This is some new information that came in over the weekend on the changes to qualifying that they are implementing on April 19th.
Starting on April 19th, to qualify for a Variable rate or a term LESS than 5 years you must qualify using the greater of the 5 year posted rate or the contract rate. Because most lenders offer rates lower than posted, posted should be the higher of the two rates.
If you are currently looking at a term of less than 5 years or a variable rate, that would mean that they would have to qualify using the 5 year posted rate (5.39%) vs. the 3 year discounted rate (3.29%) that some banks will currently use. That could make for a BIG difference in the amount you qualify for.
If you are looking at a mortgage amount of $300,000 over a 35 year term and wanted a variable rate or a 1-4 year term that would mean you would have to qualify on a payment amount of $1589.49. If you are looking at a 5 year fixed rate, you can qualify using a payment of $1290.80. Thats a $300 per month difference.

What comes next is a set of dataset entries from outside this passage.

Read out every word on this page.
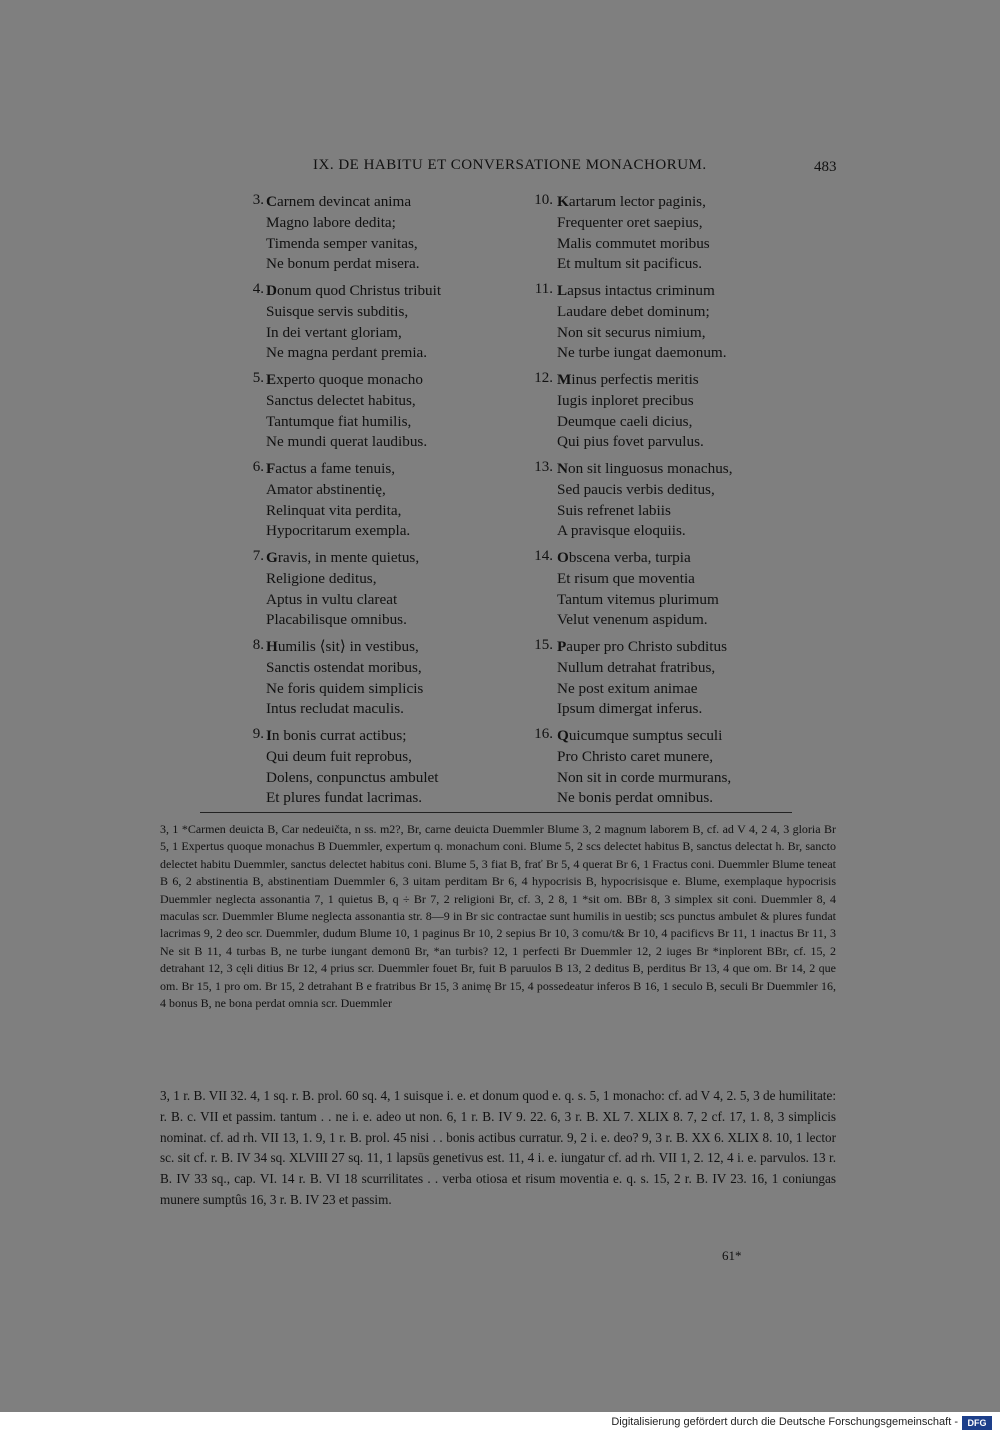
IX. DE HABITU ET CONVERSATIONE MONACHORUM.	483
3. Carnem devincat anima
Magno labore dedita;
Timenda semper vanitas,
Ne bonum perdat misera.
4. Donum quod Christus tribuit
Suisque servis subditis,
In dei vertant gloriam,
Ne magna perdant premia.
5. Experto quoque monacho
Sanctus delectet habitus,
Tantumque fiat humilis,
Ne mundi querat laudibus.
6. Factus a fame tenuis,
Amator abstinentię,
Relinquat vita perdita,
Hypocritarum exempla.
7. Gravis, in mente quietus,
Religione deditus,
Aptus in vultu clareat
Placabilisque omnibus.
8. Humilis ⟨sit⟩ in vestibus,
Sanctis ostendat moribus,
Ne foris quidem simplicis
Intus recludat maculis.
9. In bonis currat actibus;
Qui deum fuit reprobus,
Dolens, conpunctus ambulet
Et plures fundat lacrimas.
10. Kartarum lector paginis,
Frequenter oret saepius,
Malis commutet moribus
Et multum sit pacificus.
11. Lapsus intactus criminum
Laudare debet dominum;
Non sit securus nimium,
Ne turbe iungat daemonum.
12. Minus perfectis meritis
Iugis inploret precibus
Deumque caeli dicius,
Qui pius fovet parvulus.
13. Non sit linguosus monachus,
Sed paucis verbis deditus,
Suis refrenet labiis
A pravisque eloquiis.
14. Obscena verba, turpia
Et risum que moventia
Tantum vitemus plurimum
Velut venenum aspidum.
15. Pauper pro Christo subditus
Nullum detrahat fratribus,
Ne post exitum animae
Ipsum dimergat inferus.
16. Quicumque sumptus seculi
Pro Christo caret munere,
Non sit in corde murmurans,
Ne bonis perdat omnibus.

3, 1 *Carmen deuicta B, Car nedeuičta, n ss. m2?, Br, carne deuicta Duemmler Blume 3, 2 magnum laborem B, cf. ad V 4, 2 4, 3 gloria Br 5, 1 Expertus quoque monachus B Duemmler, expertum q. monachum coni. Blume 5, 2 scs delectet habitus B, sanctus delectat h. Br, sancto delectet habitu Duemmler, sanctus delectet habitus coni. Blume 5, 3 fiat B, frať Br 5, 4 querat Br 6, 1 Fractus coni. Duemmler Blume teneat B 6, 2 abstinentia B, abstinentiam Duemmler 6, 3 uitam perditam Br 6, 4 hypocrisis B, hypocrisisque e. Blume, exemplaque hypocrisis Duemmler neglecta assonantia 7, 1 quietus B, q ÷ Br 7, 2 religioni Br, cf. 3, 2 8, 1 *sit om. BBr 8, 3 simplex sit coni. Duemmler 8, 4 maculas scr. Duemmler Blume neglecta assonantia str. 8—9 in Br sic contractae sunt humilis in uestib; scs punctus ambulet & plures fundat lacrimas 9, 2 deo scr. Duemmler, dudum Blume 10, 1 paginus Br 10, 2 sepius Br 10, 3 comu/t& Br 10, 4 pacificvs Br 11, 1 inactus Br 11, 3 Ne sit B 11, 4 turbas B, ne turbe iungant demonū Br, *an turbis? 12, 1 perfecti Br Duemmler 12, 2 iuges Br *inplorent BBr, cf. 15, 2 detrahant 12, 3 cęli ditius Br 12, 4 prius scr. Duemmler fouet Br, fuit B paruulos B 13, 2 deditus B, perditus Br 13, 4 que om. Br 14, 2 que om. Br 15, 1 pro om. Br 15, 2 detrahant B e fratribus Br 15, 3 animę Br 15, 4 possedeatur inferos B 16, 1 seculo B, seculi Br Duemmler 16, 4 bonus B, ne bona perdat omnia scr. Duemmler

3, 1 r. B. VII 32. 4, 1 sq. r. B. prol. 60 sq. 4, 1 suisque i. e. et donum quod e. q. s. 5, 1 monacho: cf. ad V 4, 2. 5, 3 de humilitate: r. B. c. VII et passim. tantum . . ne i. e. adeo ut non. 6, 1 r. B. IV 9. 22. 6, 3 r. B. XL 7. XLIX 8. 7, 2 cf. 17, 1. 8, 3 simplicis nominat. cf. ad rh. VII 13, 1. 9, 1 r. B. prol. 45 nisi . . bonis actibus curratur. 9, 2 i. e. deo? 9, 3 r. B. XX 6. XLIX 8. 10, 1 lector sc. sit cf. r. B. IV 34 sq. XLVIII 27 sq. 11, 1 lapsūs genetivus est. 11, 4 i. e. iungatur cf. ad rh. VII 1, 2. 12, 4 i. e. parvulos. 13 r. B. IV 33 sq., cap. VI. 14 r. B. VI 18 scurrilitates . . verba otiosa et risum moventia e. q. s. 15, 2 r. B. IV 23. 16, 1 coniungas munere sumptûs 16, 3 r. B. IV 23 et passim.

61*
Digitalisierung gefördert durch die Deutsche Forschungsgemeinschaft -	DFG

If you are looking to qualify for a 5 year rate, there is no change to that, you will still be able to qualify for the 5 year discounted rate (3.79%).
It is pretty easy to see which term is going to be the popular term going forward.
Remember, last time there was a change to the mortgage rules, lenders started changing the rules prior to the change date.
These rules are only for Insured deals. If you have a client with 20% down, the rules will vary from bank to bank.